Page 1 of 1

Overview of OCR-Capabilities

PostPosted:Fri Apr 01, 2016 8:36 am
by Bummibaer
Hello,

I want an opensource CMS with OCR, and stumbled over OpenKM.
I 'm an absolute beginner, sorry for silly questions...

In the User Guide http://wiki.openkm.com/index.php/User_Guide
is a Menu button OCR/OMR, but not in my GUI.

I've searched the Forum and the Wiki, but it is not clear to me, which configuration is the best for OCR in common.
First I saw in http://wiki.openkm.com/index.php/OCR that I have to set
system.ocr=...
in?
Where is this one:
You need to modify the registered.text.extractors configuration property to match the OCR engine you have configured using system.ocr. By default only Cuneiform text extractor is enabled. If you want to configure Tesseract remove the Cuneiform extractor and add the Tesseract extractor.
Than I read
You can enable any of these text extractors adding it in the textFilterClasses param of the SearchIndex section in your repository.xml
Where is the repository xml?

How will contents extracted from non-scanned file i.e. PDF, Framemaker and so on (Apache Tika?). Where I can
find it.
In the plugin search I found some "pdf to text". Is there a recommended Solution?

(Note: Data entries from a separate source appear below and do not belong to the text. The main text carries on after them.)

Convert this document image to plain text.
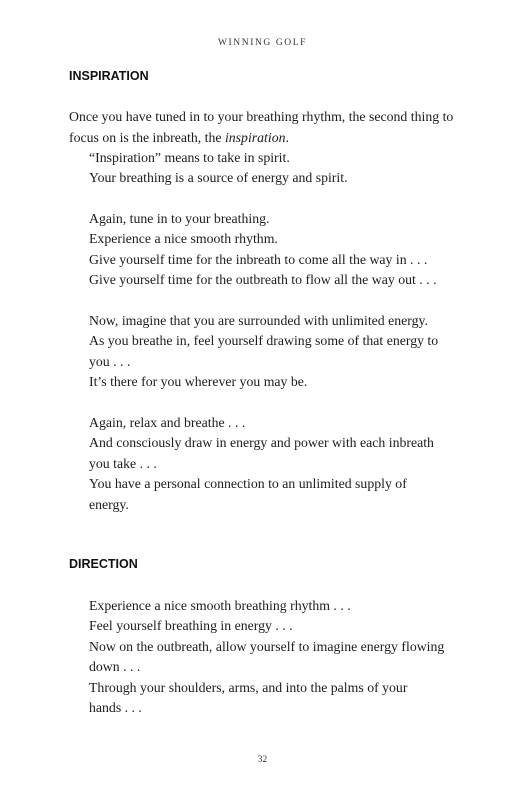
WINNING GOLF
INSPIRATION
Once you have tuned in to your breathing rhythm, the second thing to
focus on is the inbreath, the inspiration.
“Inspiration” means to take in spirit.
Your breathing is a source of energy and spirit.
Again, tune in to your breathing.
Experience a nice smooth rhythm.
Give yourself time for the inbreath to come all the way in . . .
Give yourself time for the outbreath to flow all the way out . . .
Now, imagine that you are surrounded with unlimited energy.
As you breathe in, feel yourself drawing some of that energy to
you . . .
It’s there for you wherever you may be.
Again, relax and breathe . . .
And consciously draw in energy and power with each inbreath
you take . . .
You have a personal connection to an unlimited supply of
energy.
DIRECTION
Experience a nice smooth breathing rhythm . . .
Feel yourself breathing in energy . . .
Now on the outbreath, allow yourself to imagine energy flowing
down . . .
Through your shoulders, arms, and into the palms of your
hands . . .
32
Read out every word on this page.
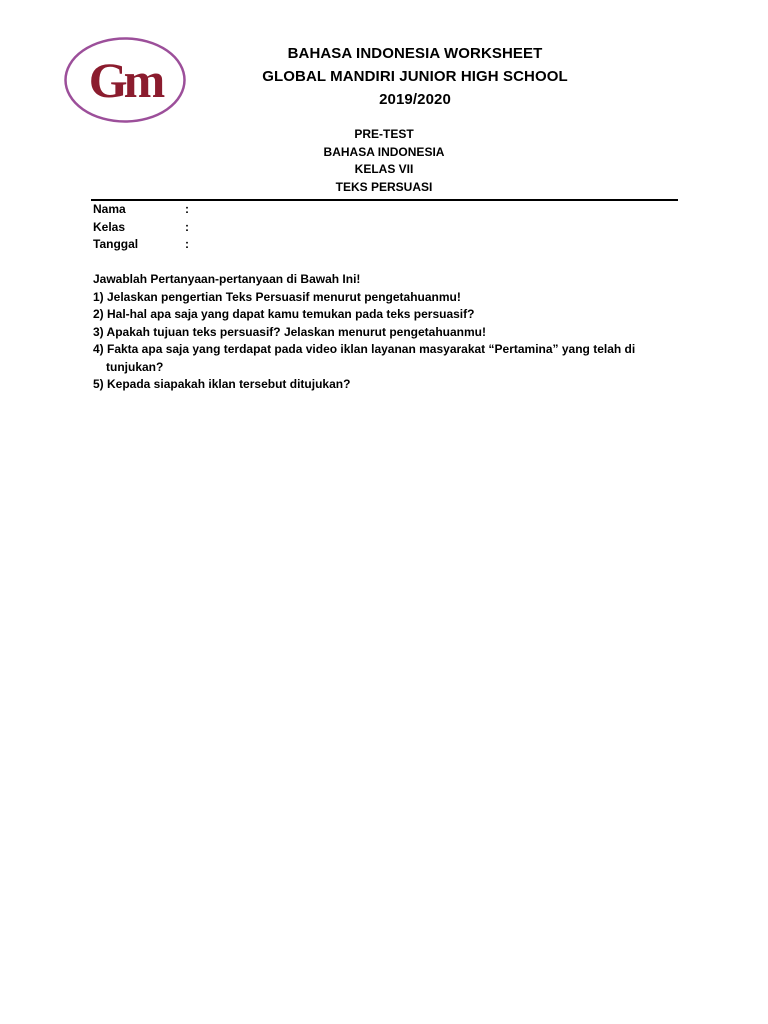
Gm	BAHASA INDONESIA WORKSHEET
GLOBAL MANDIRI JUNIOR HIGH SCHOOL
2019/2020
PRE-TEST
BAHASA INDONESIA
KELAS VII
TEKS PERSUASI
Nama	:
Kelas	:
Tanggal	:
Jawablah Pertanyaan-pertanyaan di Bawah Ini!
1) Jelaskan pengertian Teks Persuasif menurut pengetahuanmu!
2) Hal-hal apa saja yang dapat kamu temukan pada teks persuasif?
3) Apakah tujuan teks persuasif? Jelaskan menurut pengetahuanmu!
4) Fakta apa saja yang terdapat pada video iklan layanan masyarakat “Pertamina” yang telah di
tunjukan?
5) Kepada siapakah iklan tersebut ditujukan?
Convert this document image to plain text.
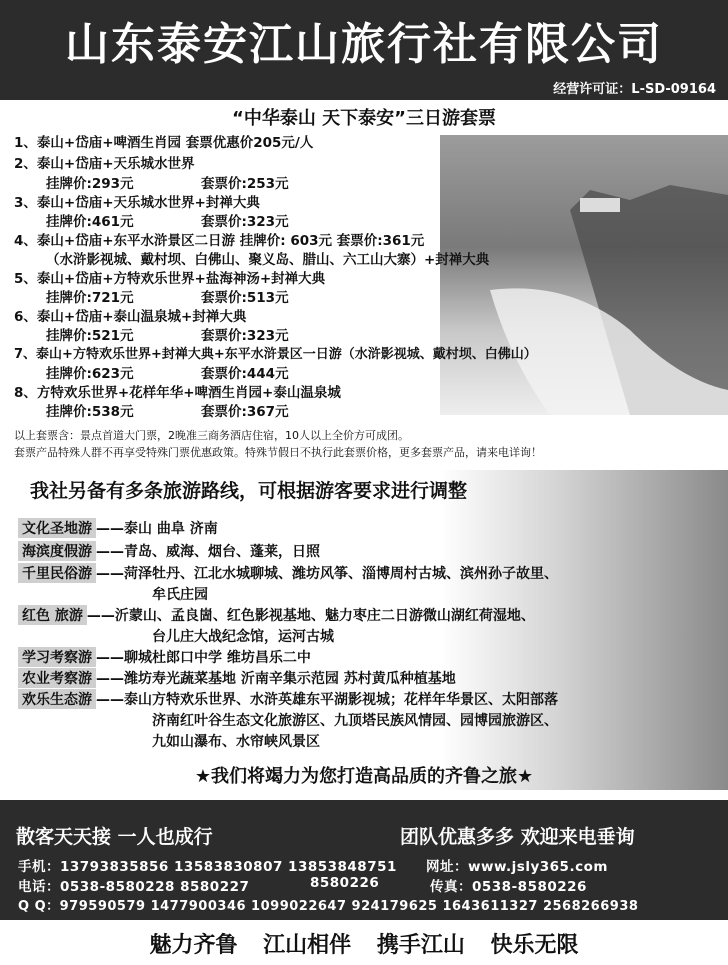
山东泰安江山旅行社有限公司
经营许可证：L-SD-09164
“中华泰山 天下泰安”三日游套票
1、泰山+岱庙+啤酒生肖园 套票优惠价205元/人
2、泰山+岱庙+天乐城水世界
挂牌价:293元	套票价:253元
3、泰山+岱庙+天乐城水世界+封禅大典
挂牌价:461元	套票价:323元
4、泰山+岱庙+东平水浒景区二日游 挂牌价: 603元 套票价:361元
（水浒影视城、戴村坝、白佛山、聚义岛、腊山、六工山大寨）+封禅大典
5、泰山+岱庙+方特欢乐世界+盐海神汤+封禅大典
挂牌价:721元	套票价:513元
6、泰山+岱庙+泰山温泉城+封禅大典
挂牌价:521元	套票价:323元
7、泰山+方特欢乐世界+封禅大典+东平水浒景区一日游（水浒影视城、戴村坝、白佛山）
挂牌价:623元	套票价:444元
8、方特欢乐世界+花样年华+啤酒生肖园+泰山温泉城
挂牌价:538元	套票价:367元
以上套票含：景点首道大门票，2晚准三商务酒店住宿，10人以上全价方可成团。
套票产品特殊人群不再享受特殊门票优惠政策。特殊节假日不执行此套票价格，更多套票产品，请来电详询！
我社另备有多条旅游路线，可根据游客要求进行调整
文化圣地游 ——泰山 曲阜 济南
海滨度假游 ——青岛、威海、烟台、蓬莱，日照
千里民俗游 ——菏泽牡丹、江北水城聊城、潍坊风筝、淄博周村古城、滨州孙子故里、
牟氏庄园
红色 旅游 ——沂蒙山、孟良崮、红色影视基地、魅力枣庄二日游微山湖红荷湿地、
台儿庄大战纪念馆，运河古城
学习考察游 ——聊城杜郎口中学 维坊昌乐二中
农业考察游 ——潍坊寿光蔬菜基地 沂南辛集示范园 苏村黄瓜种植基地
欢乐生态游 ——泰山方特欢乐世界、水浒英雄东平湖影视城；花样年华景区、太阳部落
济南红叶谷生态文化旅游区、九顶塔民族风情园、园博园旅游区、
九如山瀑布、水帘峡风景区
★我们将竭力为您打造高品质的齐鲁之旅★
散客天天接 一人也成行	团队优惠多多 欢迎来电垂询
手机：13793835856 13583830807 13853848751 网址：www.jsly365.com
电话：0538-8580228 8580227	8580226	传真：0538-8580226
Q Q：979590579 1477900346 1099022647 924179625 1643611327 2568266938
魅力齐鲁 江山相伴 携手江山 快乐无限
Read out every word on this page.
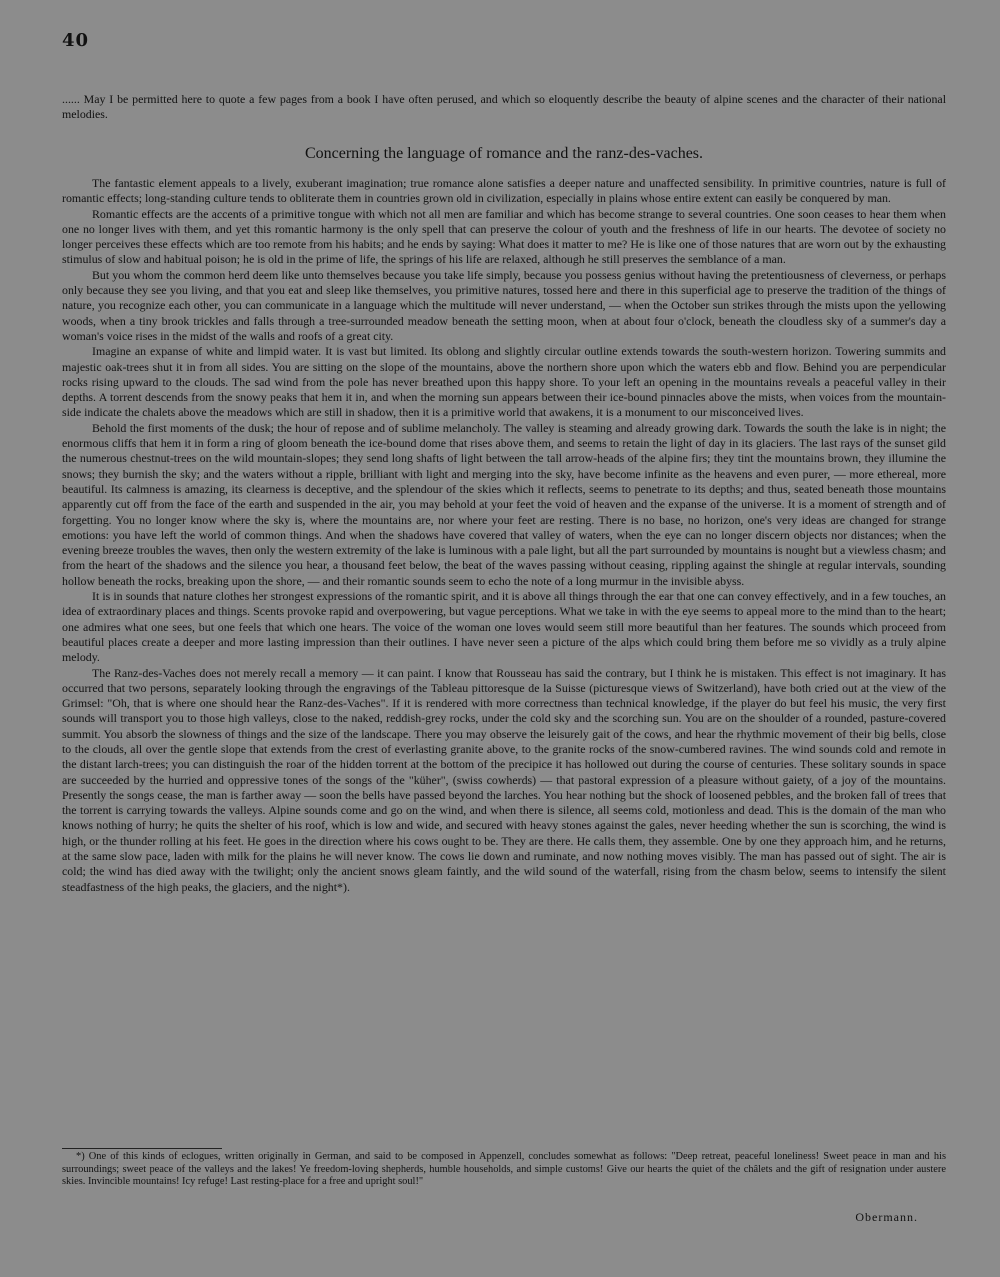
40

...... May I be permitted here to quote a few pages from a book I have often perused, and which so eloquently describe the beauty of alpine scenes and the character of their national melodies.

Concerning the language of romance and the ranz-des-vaches.

The fantastic element appeals to a lively, exuberant imagination; true romance alone satisfies a deeper nature and unaffected sensibility. In primitive countries, nature is full of romantic effects; long-standing culture tends to obliterate them in countries grown old in civilization, especially in plains whose entire extent can easily be conquered by man.

Romantic effects are the accents of a primitive tongue with which not all men are familiar and which has become strange to several countries. One soon ceases to hear them when one no longer lives with them, and yet this romantic harmony is the only spell that can preserve the colour of youth and the freshness of life in our hearts. The devotee of society no longer perceives these effects which are too remote from his habits; and he ends by saying: What does it matter to me? He is like one of those natures that are worn out by the exhausting stimulus of slow and habitual poison; he is old in the prime of life, the springs of his life are relaxed, although he still preserves the semblance of a man.

But you whom the common herd deem like unto themselves because you take life simply, because you possess genius without having the pretentiousness of cleverness, or perhaps only because they see you living, and that you eat and sleep like themselves, you primitive natures, tossed here and there in this superficial age to preserve the tradition of the things of nature, you recognize each other, you can communicate in a language which the multitude will never understand, — when the October sun strikes through the mists upon the yellowing woods, when a tiny brook trickles and falls through a tree-surrounded meadow beneath the setting moon, when at about four o'clock, beneath the cloudless sky of a summer's day a woman's voice rises in the midst of the walls and roofs of a great city.

Imagine an expanse of white and limpid water. It is vast but limited. Its oblong and slightly circular outline extends towards the south-western horizon. Towering summits and majestic oak-trees shut it in from all sides. You are sitting on the slope of the mountains, above the northern shore upon which the waters ebb and flow. Behind you are perpendicular rocks rising upward to the clouds. The sad wind from the pole has never breathed upon this happy shore. To your left an opening in the mountains reveals a peaceful valley in their depths. A torrent descends from the snowy peaks that hem it in, and when the morning sun appears between their ice-bound pinnacles above the mists, when voices from the mountain-side indicate the chalets above the meadows which are still in shadow, then it is a primitive world that awakens, it is a monument to our misconceived lives.

Behold the first moments of the dusk; the hour of repose and of sublime melancholy. The valley is steaming and already growing dark. Towards the south the lake is in night; the enormous cliffs that hem it in form a ring of gloom beneath the ice-bound dome that rises above them, and seems to retain the light of day in its glaciers. The last rays of the sunset gild the numerous chestnut-trees on the wild mountain-slopes; they send long shafts of light between the tall arrow-heads of the alpine firs; they tint the mountains brown, they illumine the snows; they burnish the sky; and the waters without a ripple, brilliant with light and merging into the sky, have become infinite as the heavens and even purer, — more ethereal, more beautiful. Its calmness is amazing, its clearness is deceptive, and the splendour of the skies which it reflects, seems to penetrate to its depths; and thus, seated beneath those mountains apparently cut off from the face of the earth and suspended in the air, you may behold at your feet the void of heaven and the expanse of the universe. It is a moment of strength and of forgetting. You no longer know where the sky is, where the mountains are, nor where your feet are resting. There is no base, no horizon, one's very ideas are changed for strange emotions: you have left the world of common things. And when the shadows have covered that valley of waters, when the eye can no longer discern objects nor distances; when the evening breeze troubles the waves, then only the western extremity of the lake is luminous with a pale light, but all the part surrounded by mountains is nought but a viewless chasm; and from the heart of the shadows and the silence you hear, a thousand feet below, the beat of the waves passing without ceasing, rippling against the shingle at regular intervals, sounding hollow beneath the rocks, breaking upon the shore, — and their romantic sounds seem to echo the note of a long murmur in the invisible abyss.

It is in sounds that nature clothes her strongest expressions of the romantic spirit, and it is above all things through the ear that one can convey effectively, and in a few touches, an idea of extraordinary places and things. Scents provoke rapid and overpowering, but vague perceptions. What we take in with the eye seems to appeal more to the mind than to the heart; one admires what one sees, but one feels that which one hears. The voice of the woman one loves would seem still more beautiful than her features. The sounds which proceed from beautiful places create a deeper and more lasting impression than their outlines. I have never seen a picture of the alps which could bring them before me so vividly as a truly alpine melody.

The Ranz-des-Vaches does not merely recall a memory — it can paint. I know that Rousseau has said the contrary, but I think he is mistaken. This effect is not imaginary. It has occurred that two persons, separately looking through the engravings of the Tableau pittoresque de la Suisse (picturesque views of Switzerland), have both cried out at the view of the Grimsel: "Oh, that is where one should hear the Ranz-des-Vaches". If it is rendered with more correctness than technical knowledge, if the player do but feel his music, the very first sounds will transport you to those high valleys, close to the naked, reddish-grey rocks, under the cold sky and the scorching sun. You are on the shoulder of a rounded, pasture-covered summit. You absorb the slowness of things and the size of the landscape. There you may observe the leisurely gait of the cows, and hear the rhythmic movement of their big bells, close to the clouds, all over the gentle slope that extends from the crest of everlasting granite above, to the granite rocks of the snow-cumbered ravines. The wind sounds cold and remote in the distant larch-trees; you can distinguish the roar of the hidden torrent at the bottom of the precipice it has hollowed out during the course of centuries. These solitary sounds in space are succeeded by the hurried and oppressive tones of the songs of the "küher", (swiss cowherds) — that pastoral expression of a pleasure without gaiety, of a joy of the mountains. Presently the songs cease, the man is farther away — soon the bells have passed beyond the larches. You hear nothing but the shock of loosened pebbles, and the broken fall of trees that the torrent is carrying towards the valleys. Alpine sounds come and go on the wind, and when there is silence, all seems cold, motionless and dead. This is the domain of the man who knows nothing of hurry; he quits the shelter of his roof, which is low and wide, and secured with heavy stones against the gales, never heeding whether the sun is scorching, the wind is high, or the thunder rolling at his feet. He goes in the direction where his cows ought to be. They are there. He calls them, they assemble. One by one they approach him, and he returns, at the same slow pace, laden with milk for the plains he will never know. The cows lie down and ruminate, and now nothing moves visibly. The man has passed out of sight. The air is cold; the wind has died away with the twilight; only the ancient snows gleam faintly, and the wild sound of the waterfall, rising from the chasm below, seems to intensify the silent steadfastness of the high peaks, the glaciers, and the night*).

*) One of this kinds of eclogues, written originally in German, and said to be composed in Appenzell, concludes somewhat as follows: "Deep retreat, peaceful loneliness! Sweet peace in man and his surroundings; sweet peace of the valleys and the lakes! Ye freedom-loving shepherds, humble households, and simple customs! Give our hearts the quiet of the châlets and the gift of resignation under austere skies. Invincible mountains! Icy refuge! Last resting-place for a free and upright soul!"

Obermann.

regards for every hint or pointer to a user guide for beginners
Steffen

Re: Overview of OCR-Capabilities

PostPosted:Fri Apr 01, 2016 10:34 pm
by jllort
Wiki will no longer keep alive, there's a big messi and we are migrating to new format at docs.openkm.com unfortunately we have still not finished to migrate actual community documentation and you should survive with existing one.

The system.ocr helps you to configure OCR engine ( we suggest tesseract ). Read:
http://wiki.openkm.com/index.php/Third- ... _Tesseract
http://wiki.openkm.com/index.php/Third- ... ation:_OCR

About how its done the text extraction, for it we have specific classes ( TextExtractors ) what implements it. These are configured with the parameter registered.text.extractors ( each class converts document to text based on its mime-type, you can extend it ).

In PDF case, the class com.openkm.extractor.Tesseract3TextExtractor gets the images into de document and process them across the OCR engine ( it's transparent from your side ).